Turns out, all these nice instructions were great for writing assembly and some types of compilers, but were difficult to implement in hardware, so by the time of the original Pentium, they were on their way out. Lack of usage of these instructions (because they were slow) also meant that there was no impetus to make them run faster (because no programs used them) and so all of those fancy CISC instructions have basically been kept around only for legacy reasons, and a whole bunch of them were scrapped when the move to x86_64 came along. Some were already slower on the 386! The original x86 processor contains a truly insane amount of legacy instructions that practically noone uses.
However, when instructions fall out of favor, there's still a massive body of programs that still use them! As much as operating systems love to keep backwards compatibility (Windows in particular being pretty famous for this in the win95 days), even more extreme are CPUs. After all - any code compiled for a previous x86 processor should just work(tm) in a new one! Which means...
It doesn't matter that probably a single-digit number of people have included the instruction "ASCII adjust AL after addition" (AAA) unironically in a program since the 286 came out, you still have to support it (in 16/32-bit mode, at least), eating into your precious, precious opcode budget, bloating up the instruction set and increasing code cruft.
All of this means that a modern x86_64 processor is basically almost always used in a fairly RISC-like fashion (lots of registers that are basically interchangeable in most cases, simple instructions, etc.) (with maybe one exception being all the addressing modes, but honestly those might be comparable to just a macrofusion of a load/store and an operation). It just comes with lots of cruft (for example: on a modern x86_64 processor, the "first 4" registers (the ones that map to r0...r3, if you ever want to use those) are... rax, rcx, rdx, rbx. Why those names? Because of ease of code porting from the Intel 8080, a processor from 1974. Modern computer registers have funny names because of a 50 year old processor.***
ARM, on the other hand, is fairly blank slate! The registers in ARM are called... r0-r15. The last 3 can be sp, lr, pc, if you want, all registers with fairly well-defined names. (No more A for accumulator!). Because the ARM instruction set was designed later, drawing on academic work, it benefits from having a much more sane instruction set design, leaving the weird CISC cruft that even x86 has outgrown these days.
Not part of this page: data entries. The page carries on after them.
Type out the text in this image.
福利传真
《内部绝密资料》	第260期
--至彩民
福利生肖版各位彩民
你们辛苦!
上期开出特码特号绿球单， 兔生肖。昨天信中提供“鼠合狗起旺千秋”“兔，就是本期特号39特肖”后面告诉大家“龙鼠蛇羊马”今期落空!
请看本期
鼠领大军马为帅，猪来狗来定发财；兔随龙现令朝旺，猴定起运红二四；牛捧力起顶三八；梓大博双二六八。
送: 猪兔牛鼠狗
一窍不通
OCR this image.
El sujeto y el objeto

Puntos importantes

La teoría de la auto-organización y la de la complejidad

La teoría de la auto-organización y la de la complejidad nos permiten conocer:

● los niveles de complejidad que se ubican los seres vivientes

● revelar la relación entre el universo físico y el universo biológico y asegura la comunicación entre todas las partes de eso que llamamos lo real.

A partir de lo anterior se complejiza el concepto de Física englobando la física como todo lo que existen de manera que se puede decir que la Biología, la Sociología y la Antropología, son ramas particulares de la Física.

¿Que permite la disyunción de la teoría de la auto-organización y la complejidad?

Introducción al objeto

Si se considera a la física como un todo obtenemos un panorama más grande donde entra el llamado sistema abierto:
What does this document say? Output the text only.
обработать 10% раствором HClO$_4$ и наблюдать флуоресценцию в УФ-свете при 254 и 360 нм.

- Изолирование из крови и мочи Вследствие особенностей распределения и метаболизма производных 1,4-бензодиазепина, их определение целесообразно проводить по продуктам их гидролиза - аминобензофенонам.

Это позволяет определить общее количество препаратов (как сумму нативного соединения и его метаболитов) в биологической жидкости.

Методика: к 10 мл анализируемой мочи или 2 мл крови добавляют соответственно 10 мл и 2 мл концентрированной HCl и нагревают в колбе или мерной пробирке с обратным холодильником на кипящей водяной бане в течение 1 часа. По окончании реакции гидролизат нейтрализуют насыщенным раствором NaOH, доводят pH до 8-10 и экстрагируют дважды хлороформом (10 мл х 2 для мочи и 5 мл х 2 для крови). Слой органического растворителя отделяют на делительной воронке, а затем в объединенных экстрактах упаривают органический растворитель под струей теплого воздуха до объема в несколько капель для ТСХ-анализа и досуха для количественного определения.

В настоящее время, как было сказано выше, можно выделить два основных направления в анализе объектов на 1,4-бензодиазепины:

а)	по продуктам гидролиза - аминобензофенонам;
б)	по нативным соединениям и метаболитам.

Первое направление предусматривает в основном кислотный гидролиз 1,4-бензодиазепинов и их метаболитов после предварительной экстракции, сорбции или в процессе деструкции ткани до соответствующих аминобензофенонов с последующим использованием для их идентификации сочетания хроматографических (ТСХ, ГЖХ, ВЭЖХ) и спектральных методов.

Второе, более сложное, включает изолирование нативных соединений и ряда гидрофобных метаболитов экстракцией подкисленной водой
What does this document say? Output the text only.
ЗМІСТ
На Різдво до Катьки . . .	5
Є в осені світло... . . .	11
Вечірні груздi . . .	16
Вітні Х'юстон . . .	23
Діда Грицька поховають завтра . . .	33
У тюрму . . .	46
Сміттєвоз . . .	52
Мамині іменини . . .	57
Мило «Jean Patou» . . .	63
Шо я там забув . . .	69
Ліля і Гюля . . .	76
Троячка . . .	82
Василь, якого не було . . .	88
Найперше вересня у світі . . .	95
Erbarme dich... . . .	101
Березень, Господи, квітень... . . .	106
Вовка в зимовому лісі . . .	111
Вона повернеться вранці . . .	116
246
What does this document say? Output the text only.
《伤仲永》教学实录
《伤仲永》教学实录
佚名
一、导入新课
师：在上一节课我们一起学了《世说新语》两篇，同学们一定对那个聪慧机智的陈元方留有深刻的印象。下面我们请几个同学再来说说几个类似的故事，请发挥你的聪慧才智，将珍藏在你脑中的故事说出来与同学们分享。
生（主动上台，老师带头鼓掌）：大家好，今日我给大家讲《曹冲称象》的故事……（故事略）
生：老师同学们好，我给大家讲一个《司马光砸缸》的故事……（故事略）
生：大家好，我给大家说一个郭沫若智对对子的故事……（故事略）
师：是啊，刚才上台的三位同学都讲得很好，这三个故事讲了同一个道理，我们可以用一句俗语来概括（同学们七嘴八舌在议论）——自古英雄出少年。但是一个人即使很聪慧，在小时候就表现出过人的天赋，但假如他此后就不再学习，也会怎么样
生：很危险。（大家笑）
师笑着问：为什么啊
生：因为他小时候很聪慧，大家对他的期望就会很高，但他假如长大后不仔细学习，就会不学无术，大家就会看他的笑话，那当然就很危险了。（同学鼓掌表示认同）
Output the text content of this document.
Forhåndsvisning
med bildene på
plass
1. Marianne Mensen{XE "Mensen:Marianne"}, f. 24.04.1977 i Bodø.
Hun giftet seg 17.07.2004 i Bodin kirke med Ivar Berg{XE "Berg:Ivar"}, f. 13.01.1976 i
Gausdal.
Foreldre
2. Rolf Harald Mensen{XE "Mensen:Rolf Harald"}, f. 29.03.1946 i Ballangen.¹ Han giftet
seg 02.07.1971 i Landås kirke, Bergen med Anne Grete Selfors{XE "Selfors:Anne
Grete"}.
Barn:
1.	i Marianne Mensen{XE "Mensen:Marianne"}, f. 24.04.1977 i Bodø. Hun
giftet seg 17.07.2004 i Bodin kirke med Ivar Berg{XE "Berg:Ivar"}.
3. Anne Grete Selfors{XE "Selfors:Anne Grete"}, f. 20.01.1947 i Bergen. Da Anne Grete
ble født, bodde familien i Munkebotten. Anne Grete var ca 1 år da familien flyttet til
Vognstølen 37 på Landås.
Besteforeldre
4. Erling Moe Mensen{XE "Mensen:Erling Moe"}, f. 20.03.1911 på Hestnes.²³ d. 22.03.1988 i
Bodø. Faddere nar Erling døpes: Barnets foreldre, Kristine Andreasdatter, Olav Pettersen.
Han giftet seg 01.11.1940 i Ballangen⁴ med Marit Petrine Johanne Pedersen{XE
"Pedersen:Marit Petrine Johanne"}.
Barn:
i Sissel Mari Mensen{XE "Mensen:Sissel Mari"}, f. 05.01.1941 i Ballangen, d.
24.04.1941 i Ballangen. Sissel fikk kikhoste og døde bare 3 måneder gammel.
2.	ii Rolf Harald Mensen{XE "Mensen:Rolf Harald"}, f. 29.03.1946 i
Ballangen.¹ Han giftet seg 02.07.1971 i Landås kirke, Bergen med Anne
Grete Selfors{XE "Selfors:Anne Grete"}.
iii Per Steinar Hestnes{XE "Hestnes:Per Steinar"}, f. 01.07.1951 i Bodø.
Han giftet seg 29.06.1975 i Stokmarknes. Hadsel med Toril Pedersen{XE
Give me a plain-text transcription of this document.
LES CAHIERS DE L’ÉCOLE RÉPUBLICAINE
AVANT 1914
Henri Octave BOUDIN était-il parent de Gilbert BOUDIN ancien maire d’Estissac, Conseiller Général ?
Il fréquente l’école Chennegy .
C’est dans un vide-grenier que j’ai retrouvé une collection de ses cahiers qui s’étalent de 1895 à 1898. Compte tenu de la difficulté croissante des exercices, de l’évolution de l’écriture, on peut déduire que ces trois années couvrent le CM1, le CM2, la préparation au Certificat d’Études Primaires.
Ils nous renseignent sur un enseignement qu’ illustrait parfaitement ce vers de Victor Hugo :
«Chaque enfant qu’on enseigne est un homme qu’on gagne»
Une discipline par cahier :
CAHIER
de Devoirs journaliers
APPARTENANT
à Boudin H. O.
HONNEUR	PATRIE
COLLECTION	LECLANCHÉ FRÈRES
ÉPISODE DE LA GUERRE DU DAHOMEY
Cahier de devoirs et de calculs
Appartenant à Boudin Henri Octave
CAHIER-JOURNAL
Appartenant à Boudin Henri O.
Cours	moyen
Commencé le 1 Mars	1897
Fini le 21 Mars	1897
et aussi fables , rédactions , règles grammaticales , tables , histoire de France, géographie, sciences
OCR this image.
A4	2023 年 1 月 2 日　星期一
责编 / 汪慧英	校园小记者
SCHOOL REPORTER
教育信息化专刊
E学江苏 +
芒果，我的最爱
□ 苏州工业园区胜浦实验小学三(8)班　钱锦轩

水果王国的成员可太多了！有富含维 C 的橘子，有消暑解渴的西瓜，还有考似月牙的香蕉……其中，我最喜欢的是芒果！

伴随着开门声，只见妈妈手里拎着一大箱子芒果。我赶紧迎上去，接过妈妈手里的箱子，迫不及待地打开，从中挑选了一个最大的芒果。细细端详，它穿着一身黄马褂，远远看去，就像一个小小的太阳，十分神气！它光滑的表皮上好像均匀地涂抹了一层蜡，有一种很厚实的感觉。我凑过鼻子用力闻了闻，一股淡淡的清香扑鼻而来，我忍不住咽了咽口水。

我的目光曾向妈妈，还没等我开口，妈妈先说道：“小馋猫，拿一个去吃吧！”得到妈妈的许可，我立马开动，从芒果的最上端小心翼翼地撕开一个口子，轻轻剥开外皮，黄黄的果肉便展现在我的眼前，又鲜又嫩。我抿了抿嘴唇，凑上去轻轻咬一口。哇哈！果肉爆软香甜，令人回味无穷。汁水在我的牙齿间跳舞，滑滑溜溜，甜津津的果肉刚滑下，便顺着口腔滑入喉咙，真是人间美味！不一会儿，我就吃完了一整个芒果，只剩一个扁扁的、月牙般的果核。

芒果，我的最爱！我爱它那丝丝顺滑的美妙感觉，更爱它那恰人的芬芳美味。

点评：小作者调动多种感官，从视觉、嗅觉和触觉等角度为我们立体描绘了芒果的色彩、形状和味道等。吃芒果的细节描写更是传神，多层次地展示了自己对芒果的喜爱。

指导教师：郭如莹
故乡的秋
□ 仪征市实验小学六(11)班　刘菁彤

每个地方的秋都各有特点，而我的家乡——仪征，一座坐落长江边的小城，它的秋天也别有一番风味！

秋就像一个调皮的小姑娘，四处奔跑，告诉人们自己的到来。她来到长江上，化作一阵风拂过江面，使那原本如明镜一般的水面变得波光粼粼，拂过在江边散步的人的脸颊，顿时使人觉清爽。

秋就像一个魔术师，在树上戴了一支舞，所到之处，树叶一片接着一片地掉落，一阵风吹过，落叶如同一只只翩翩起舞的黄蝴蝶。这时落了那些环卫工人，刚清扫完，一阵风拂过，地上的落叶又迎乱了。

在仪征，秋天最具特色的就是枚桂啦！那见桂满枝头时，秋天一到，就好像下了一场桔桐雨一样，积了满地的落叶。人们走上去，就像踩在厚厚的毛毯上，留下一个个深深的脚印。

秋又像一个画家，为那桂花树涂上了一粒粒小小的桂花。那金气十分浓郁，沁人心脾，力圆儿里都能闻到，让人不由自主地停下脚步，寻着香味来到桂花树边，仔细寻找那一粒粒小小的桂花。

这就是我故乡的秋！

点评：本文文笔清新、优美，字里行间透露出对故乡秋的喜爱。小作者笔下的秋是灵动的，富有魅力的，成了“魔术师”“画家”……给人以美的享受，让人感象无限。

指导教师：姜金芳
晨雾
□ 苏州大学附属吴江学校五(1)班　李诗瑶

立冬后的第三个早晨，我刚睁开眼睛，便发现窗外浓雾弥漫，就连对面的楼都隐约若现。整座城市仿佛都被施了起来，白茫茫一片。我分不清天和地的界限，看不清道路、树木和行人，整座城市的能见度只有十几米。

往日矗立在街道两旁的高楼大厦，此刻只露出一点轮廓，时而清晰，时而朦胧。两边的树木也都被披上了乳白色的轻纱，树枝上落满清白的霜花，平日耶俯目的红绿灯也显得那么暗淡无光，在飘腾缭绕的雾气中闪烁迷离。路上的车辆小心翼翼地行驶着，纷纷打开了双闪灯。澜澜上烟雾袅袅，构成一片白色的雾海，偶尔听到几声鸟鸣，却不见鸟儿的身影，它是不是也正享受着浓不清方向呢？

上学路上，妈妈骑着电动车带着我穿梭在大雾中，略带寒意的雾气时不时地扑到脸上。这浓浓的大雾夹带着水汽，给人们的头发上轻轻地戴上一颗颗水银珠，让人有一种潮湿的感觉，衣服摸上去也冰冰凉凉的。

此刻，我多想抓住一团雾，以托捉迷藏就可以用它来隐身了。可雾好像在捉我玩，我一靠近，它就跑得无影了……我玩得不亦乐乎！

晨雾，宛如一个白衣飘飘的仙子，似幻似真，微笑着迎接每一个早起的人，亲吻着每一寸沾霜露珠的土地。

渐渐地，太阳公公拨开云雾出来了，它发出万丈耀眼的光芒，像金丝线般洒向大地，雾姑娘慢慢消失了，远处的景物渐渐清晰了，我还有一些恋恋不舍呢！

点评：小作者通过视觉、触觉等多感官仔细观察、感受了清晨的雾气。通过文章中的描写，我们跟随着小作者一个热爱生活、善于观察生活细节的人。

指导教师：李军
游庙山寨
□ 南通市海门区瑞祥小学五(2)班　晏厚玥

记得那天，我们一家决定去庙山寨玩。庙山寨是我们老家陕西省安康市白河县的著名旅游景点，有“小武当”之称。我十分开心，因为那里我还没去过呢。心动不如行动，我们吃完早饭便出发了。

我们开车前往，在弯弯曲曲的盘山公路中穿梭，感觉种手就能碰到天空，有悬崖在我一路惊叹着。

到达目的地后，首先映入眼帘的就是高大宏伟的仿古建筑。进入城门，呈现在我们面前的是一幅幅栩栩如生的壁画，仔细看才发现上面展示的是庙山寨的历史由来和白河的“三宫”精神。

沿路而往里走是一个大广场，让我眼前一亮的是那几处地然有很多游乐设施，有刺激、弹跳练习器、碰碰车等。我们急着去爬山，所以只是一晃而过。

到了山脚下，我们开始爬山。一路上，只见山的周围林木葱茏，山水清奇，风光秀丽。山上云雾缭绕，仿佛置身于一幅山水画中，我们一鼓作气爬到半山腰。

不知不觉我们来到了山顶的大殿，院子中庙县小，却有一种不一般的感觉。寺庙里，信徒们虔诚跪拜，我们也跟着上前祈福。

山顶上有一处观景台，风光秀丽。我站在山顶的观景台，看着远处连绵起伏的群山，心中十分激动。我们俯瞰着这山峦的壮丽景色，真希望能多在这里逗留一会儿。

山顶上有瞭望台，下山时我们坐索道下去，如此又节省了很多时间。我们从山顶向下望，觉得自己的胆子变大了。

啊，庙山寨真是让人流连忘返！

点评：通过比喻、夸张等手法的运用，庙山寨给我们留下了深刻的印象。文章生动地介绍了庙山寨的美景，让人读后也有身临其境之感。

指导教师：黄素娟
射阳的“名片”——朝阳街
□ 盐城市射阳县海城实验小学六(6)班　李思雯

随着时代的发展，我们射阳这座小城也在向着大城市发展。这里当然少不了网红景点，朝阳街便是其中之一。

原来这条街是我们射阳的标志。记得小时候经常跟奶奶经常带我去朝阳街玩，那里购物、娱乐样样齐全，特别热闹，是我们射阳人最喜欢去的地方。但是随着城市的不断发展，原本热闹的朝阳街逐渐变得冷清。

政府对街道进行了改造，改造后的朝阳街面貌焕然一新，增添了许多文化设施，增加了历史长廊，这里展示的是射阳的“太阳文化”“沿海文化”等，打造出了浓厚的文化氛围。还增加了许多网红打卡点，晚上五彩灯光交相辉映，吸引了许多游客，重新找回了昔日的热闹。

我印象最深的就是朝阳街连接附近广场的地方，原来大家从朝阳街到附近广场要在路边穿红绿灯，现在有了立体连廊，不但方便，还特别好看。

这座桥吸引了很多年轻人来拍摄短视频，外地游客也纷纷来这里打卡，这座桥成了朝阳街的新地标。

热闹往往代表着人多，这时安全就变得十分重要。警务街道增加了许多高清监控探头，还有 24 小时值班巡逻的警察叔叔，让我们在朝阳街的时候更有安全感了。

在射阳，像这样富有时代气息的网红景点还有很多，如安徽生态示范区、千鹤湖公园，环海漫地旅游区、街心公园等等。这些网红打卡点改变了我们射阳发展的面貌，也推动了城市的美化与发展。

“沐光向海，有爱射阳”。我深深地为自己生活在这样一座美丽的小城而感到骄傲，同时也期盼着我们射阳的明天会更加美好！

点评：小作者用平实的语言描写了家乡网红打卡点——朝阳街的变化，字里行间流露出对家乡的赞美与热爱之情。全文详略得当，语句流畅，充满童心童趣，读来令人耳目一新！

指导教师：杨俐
Of course, because nothing in this world is cut and dry even ARM and RISC-V aren't true RISC! If you write a load to a register and then a load to the high half of it, they will happily fuse them together and pretend you wrote a longer instruction - ie. pretend it's a variable length one!
In short, ARM winning over x86 isn't just a "RISC winning over CISC" thing - modern x86 is plenty RISC already, and compilers (and processors) are always looking for more freedom to do CISC-like things anyways, even in a RISC environment****. x86 is just an incredibly old instruction set architecture that slowly metastasized out of a cute instruction set in the 1970s to become the world-consuming monster it is today. RISC does make more sense to use in a modern format! Compilers are really good at optimizing code and building a new CISC ISA would get you labeled a bit insane anyways! But x86's main weakness isn't the fact that it was originally CISC! It's the fact that it's a legacy, poorly-throught out design.